In fairness the Equinox shifted things. I returned home from Jersey and had a massive clear out, of a whole heap of stuff I had been holding on to for years, books, clothes, jewellery, trinkets and even some crystals. It felt cathartic and freeing, to let go of all that ‘held on to for no reason other than some some slight feelings of sentimentality’ which ended up creating clutter and stopped the energy flowing so easily.
As soon as I had let it got I felt so much better, as if I had been burdened by it and hadn’t even realised. What is interesting to me is how we form these attachments to material objects in the first place and how they can clutter our home and indeed work environment until our energy shifts, and then we have to shift the energy in our external environment too and in the process the attachment drops away and we can finally let go, wondering why we were so attached in the first place…
And in fairness how can we expect to bring in the new until we have created space by letting go of the old. These equinox shifts are brilliant at helping us to do exactly that, shifting our internal environment so that we naturally want to shift our external environment too. Then then new beginnings come in.
Certainly the full moon highlighted for me at least where change needed to take place and I am grateful for that insight, despite its discomfort. I know it wasn’t just me though, I saw others going through it, being forced to get out of their own way, to let go of old patterns and behaviours that no longer fit, to let go of ways of being that have become too safe and limiting, and to find a new way and flow in their lives instead.
I now find myself home schooling, or unschooling, two boys. I’m not doing this alone btw, E and our families are helping, so too our little home school community. This is most definitely a new way. One boy, a quiet and reserved boy at that was pretty easy I now realise, having a rather manic younger brother added into the mix does make for more testing time of it! Still, we are beginning to find our new way, and it has forced upon me many changes that I probably should have been making anyway.
The thing with yoga, Reiki and Ayurveda, is that all they make us more sensitive, which means we crave nature and space. I guess ultimately they encourage us to be in more of our own nature so our separation from nature lessens and our need to be merged within it increases. We want to eat lighter vibrational food. We find the grating energy of WIFI more testing. Even being on a laptop disturbs our energy. We become increasingly aware of people who drain our energy and those who fill it up. We also crave increasing solitude and quiet and sacred space.
I now see how this new flow to our lives allows more of what we all need, time in nature, time with those who fill us up, time alone and time just to be. Many of you are probably already meeting your needs in this way, just I realise I wasn't meeting this need within me. I was spreading myself too thinly, trying to be too many things to too many people, and not being as present with my boys, not being the mum I always wanted to be, and not honouring my soul in the process. I am grateful to my boys and to this moon for showing me that there is an another way, not that it’s easy, but it’s definitely more spacious and freeing.

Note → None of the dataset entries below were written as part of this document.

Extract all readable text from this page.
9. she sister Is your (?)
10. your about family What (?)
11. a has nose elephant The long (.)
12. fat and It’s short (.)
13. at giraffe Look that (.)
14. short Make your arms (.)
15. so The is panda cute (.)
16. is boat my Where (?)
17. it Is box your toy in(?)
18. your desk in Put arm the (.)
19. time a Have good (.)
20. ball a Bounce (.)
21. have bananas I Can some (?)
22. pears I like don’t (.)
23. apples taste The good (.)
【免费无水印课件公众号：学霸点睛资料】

Maybe the moon highlighted your unhelpful patterns too, the ways in which you get in your own way, don’t make life easy for yourself, compromise on your dreams, give in to your fears, don’t stand in your power and are drifting, getting through the days but not feeling fully aligned.

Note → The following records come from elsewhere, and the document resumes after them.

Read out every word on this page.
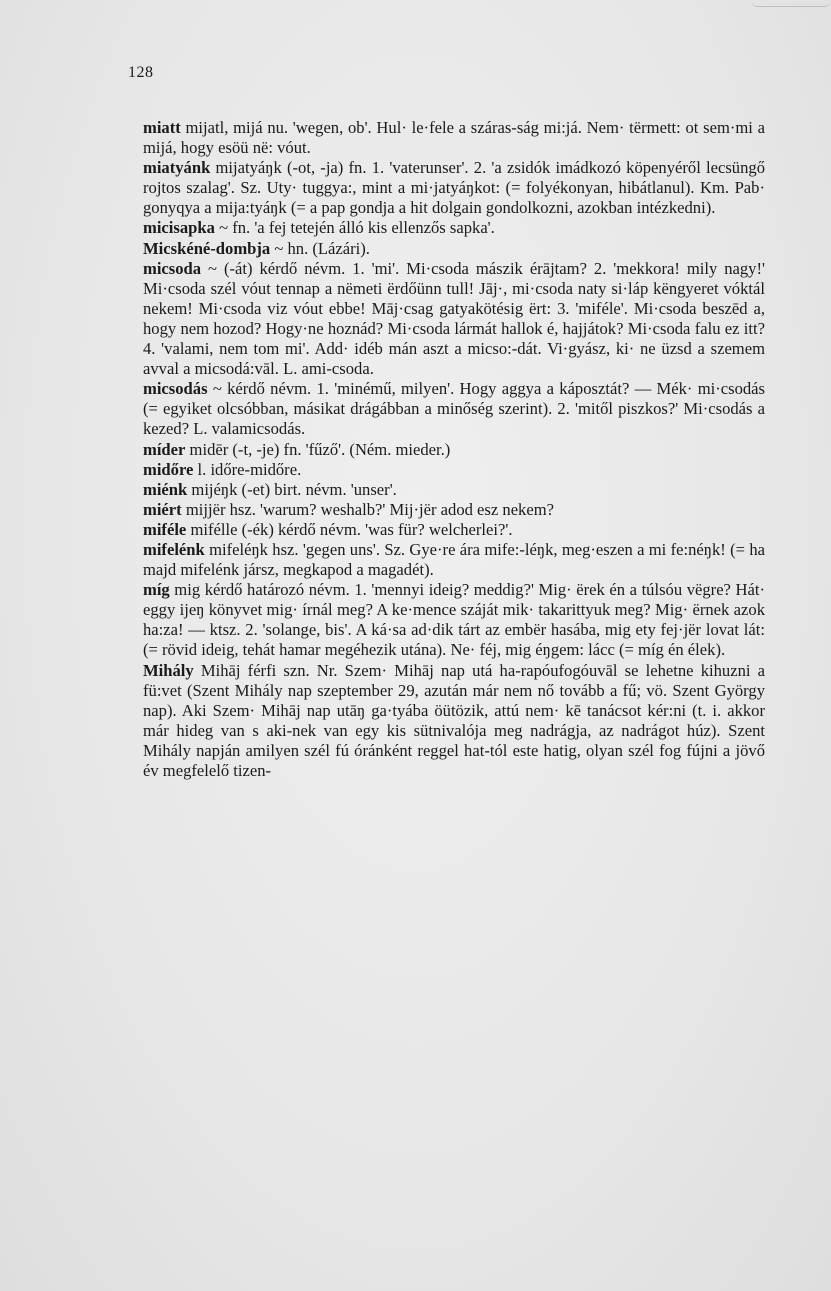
128

miatt mijatl, mijá nu. 'wegen, ob'. Hul· le·fele a száras-ság mi:já. Nem· tërmett: ot sem·mi a mijá, hogy esöü në: vóut.

miatyánk mijatyáŋk (-ot, -ja) fn. 1. 'vaterunser'. 2. 'a zsidók imádkozó köpenyéről lecsüngő rojtos szalag'. Sz. Uty· tuggya:, mint a mi·jatyáŋkot: (= folyékonyan, hibátlanul). Km. Pab· gonyqya a mija:tyáŋk (= a pap gondja a hit dolgain gondolkozni, azokban intézkedni).

micisapka ~ fn. 'a fej tetején álló kis ellenzős sapka'.

Micskéné-dombja ~ hn. (Lázári).

micsoda ~ (-át) kérdő névm. 1. 'mi'. Mi·csoda mászik érājtam? 2. 'mekkora! mily nagy!' Mi·csoda szél vóut tennap a nëmeti ërdőünn tull! Jāj·, mi·csoda naty si·láp këngyeret vóktál nekem! Mi·csoda viz vóut ebbe! Māj·csag gatyakötésig ërt: 3. 'miféle'. Mi·csoda beszēd a, hogy nem hozod? Hogy·ne hoznád? Mi·csoda lármát hallok é, hajjátok? Mi·csoda falu ez itt? 4. 'valami, nem tom mi'. Add· idéb mán aszt a micso:-dát. Vi·gyász, ki· ne üzsd a szemem avval a micsodá:vāl. L. ami-csoda.

micsodás ~ kérdő névm. 1. 'minémű, milyen'. Hogy aggya a káposztát? — Mék· mi·csodás (= egyiket olcsóbban, másikat drágábban a minőség szerint). 2. 'mitől piszkos?' Mi·csodás a kezed? L. valamicsodás.

míder midēr (-t, -je) fn. 'fűző'. (Ném. mieder.)

midőre l. időre-midőre.

miénk mijéŋk (-et) birt. névm. 'unser'.

miért mijjër hsz. 'warum? weshalb?' Mij·jër adod esz nekem?

miféle mifélle (-ék) kérdő névm. 'was für? welcherlei?'.

mifelénk mifeléŋk hsz. 'gegen uns'. Sz. Gye·re ára mife:-léŋk, meg·eszen a mi fe:néŋk! (= ha majd mifelénk jársz, megkapod a magadét).

míg mig kérdő határozó névm. 1. 'mennyi ideig? meddig?' Mig· ërek én a túlsóu vëgre? Hát· eggy ijeŋ könyvet mig· írnál meg? A ke·mence száját mik· takarittyuk meg? Mig· ërnek azok ha:za! — ktsz. 2. 'solange, bis'. A ká·sa ad·dik tárt az embër hasába, mig ety fej·jër lovat lát: (= rövid ideig, tehát hamar megéhezik utána). Ne· féj, mig éŋgem: lácc (= míg én élek).

Mihály Mihāj férfi szn. Nr. Szem· Mihāj nap utá ha-rapóufogóuvāl se lehetne kihuzni a fü:vet (Szent Mihály nap szeptember 29, azután már nem nő tovább a fű; vö. Szent György nap). Aki Szem· Mihāj nap utāŋ ga·tyába öütözik, attú nem· kē tanácsot kér:ni (t. i. akkor már hideg van s aki-nek van egy kis sütnivalója meg nadrágja, az nadrágot húz). Szent Mihály napján amilyen szél fú óránként reggel hat-tól este hatig, olyan szél fog fújni a jövő év megfelelő tizen-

Using death as your advisor can be really helpful.
If you were to die tomorrow, what would you do differently today?
That certainly made me think.
It’s very easy to get caught up in the mundane, to resign ourselves to the status quo because we forget it could be any other way, to forget that we have a choice.

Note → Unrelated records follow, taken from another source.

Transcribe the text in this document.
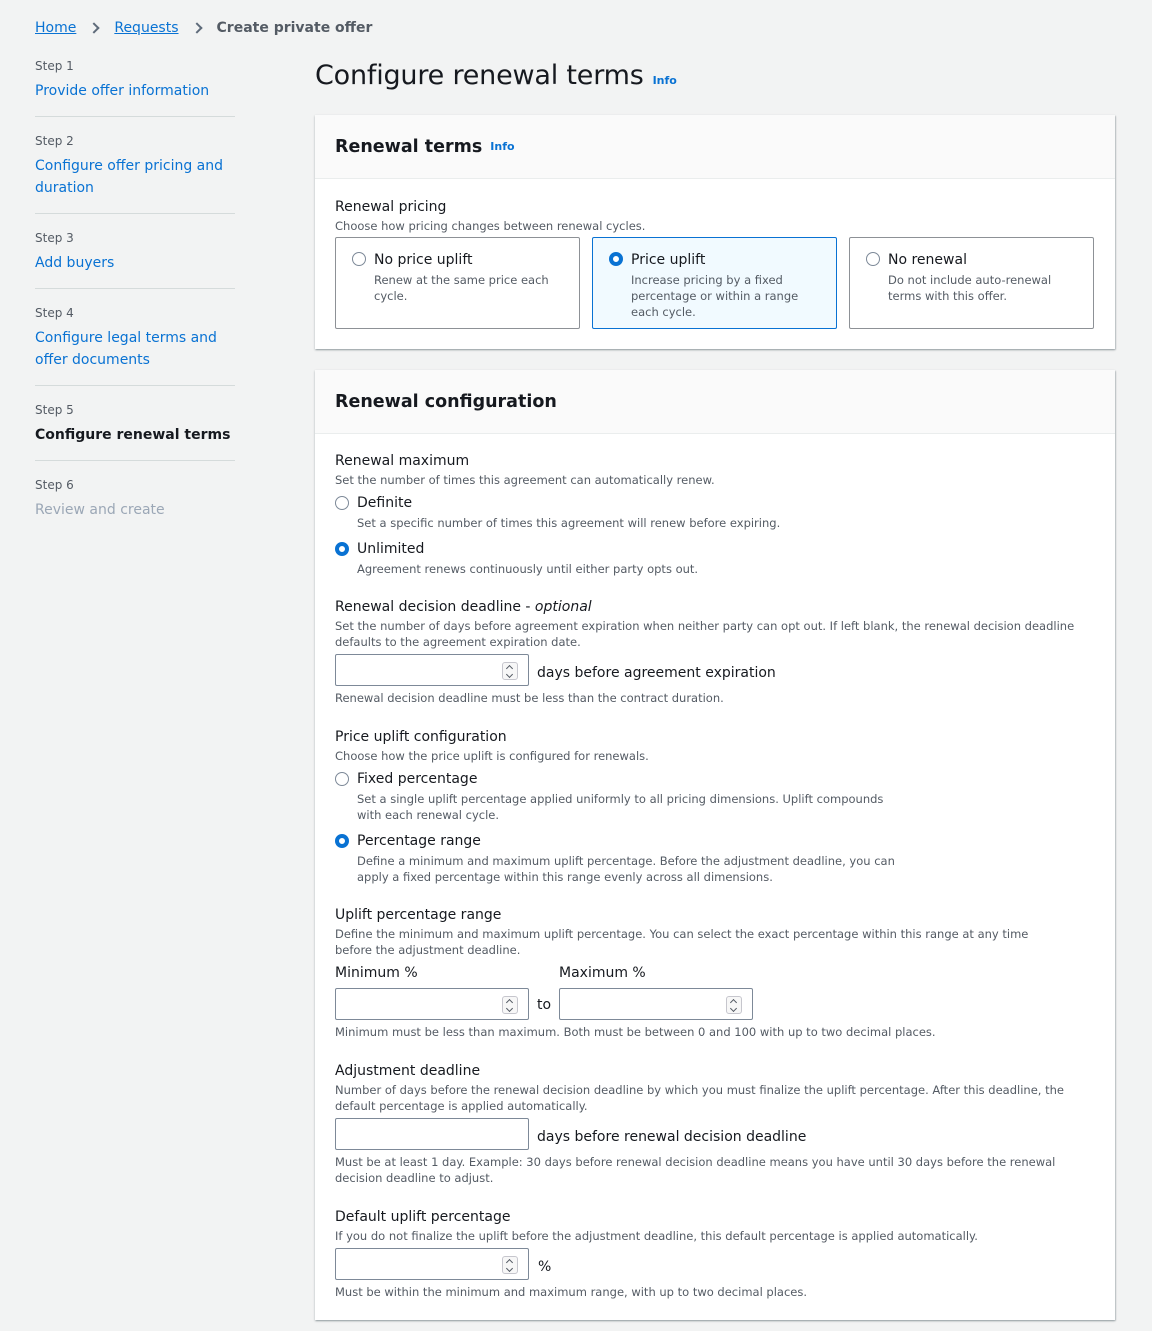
Home	Requests	Create private offer
Step 1
Provide offer information
Step 2
Configure offer pricing and duration
Step 3
Add buyers
Step 4
Configure legal terms and offer documents
Step 5
Configure renewal terms
Step 6
Review and create
Configure renewal terms Info
Renewal terms Info
Renewal pricing
Choose how pricing changes between renewal cycles.
No price uplift
Renew at the same price each cycle.
Price uplift
Increase pricing by a fixed percentage or within a range each cycle.
No renewal
Do not include auto-renewal terms with this offer.
Renewal configuration
Renewal maximum
Set the number of times this agreement can automatically renew.
Definite
Set a specific number of times this agreement will renew before expiring.
Unlimited
Agreement renews continuously until either party opts out.
Renewal decision deadline - optional
Set the number of days before agreement expiration when neither party can opt out. If left blank, the renewal decision deadline defaults to the agreement expiration date.
days before agreement expiration
Renewal decision deadline must be less than the contract duration.
Price uplift configuration
Choose how the price uplift is configured for renewals.
Fixed percentage
Set a single uplift percentage applied uniformly to all pricing dimensions. Uplift compounds with each renewal cycle.
Percentage range
Define a minimum and maximum uplift percentage. Before the adjustment deadline, you can apply a fixed percentage within this range evenly across all dimensions.
Uplift percentage range
Define the minimum and maximum uplift percentage. You can select the exact percentage within this range at any time before the adjustment deadline.
Minimum %	Maximum %
to
Minimum must be less than maximum. Both must be between 0 and 100 with up to two decimal places.
Adjustment deadline
Number of days before the renewal decision deadline by which you must finalize the uplift percentage. After this deadline, the default percentage is applied automatically.
days before renewal decision deadline
Must be at least 1 day. Example: 30 days before renewal decision deadline means you have until 30 days before the renewal decision deadline to adjust.
Default uplift percentage
If you do not finalize the uplift before the adjustment deadline, this default percentage is applied automatically.
%
Must be within the minimum and maximum range, with up to two decimal places.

The wonderful thing about the universe is though, that if we forget, it tries to get out attention gently initially and then if we are still not listening, it literally forces change upon us, forces our re-alignment.
It’s never easy, but nor is staying stuck.
My friend told me on the full moon that no one really cares. I thought long and hard about that. About whether anyone cares. Certainly we care too much as a society about what other people think of us, to the extent that we compromise on our true selves for the sake of others, giving away our power in the process. And sometimes we care more about other people’s welfare than we do our own. Maybe that was what the moon was doing, helping us to care more about ourselves and the favourite people in our lives than we usually do - clear out the clutter and set ourselves free, put ourselves and our health and wellbeing first.
Enjoy this beautiful weather as the moon wanes and darkness descends earlier.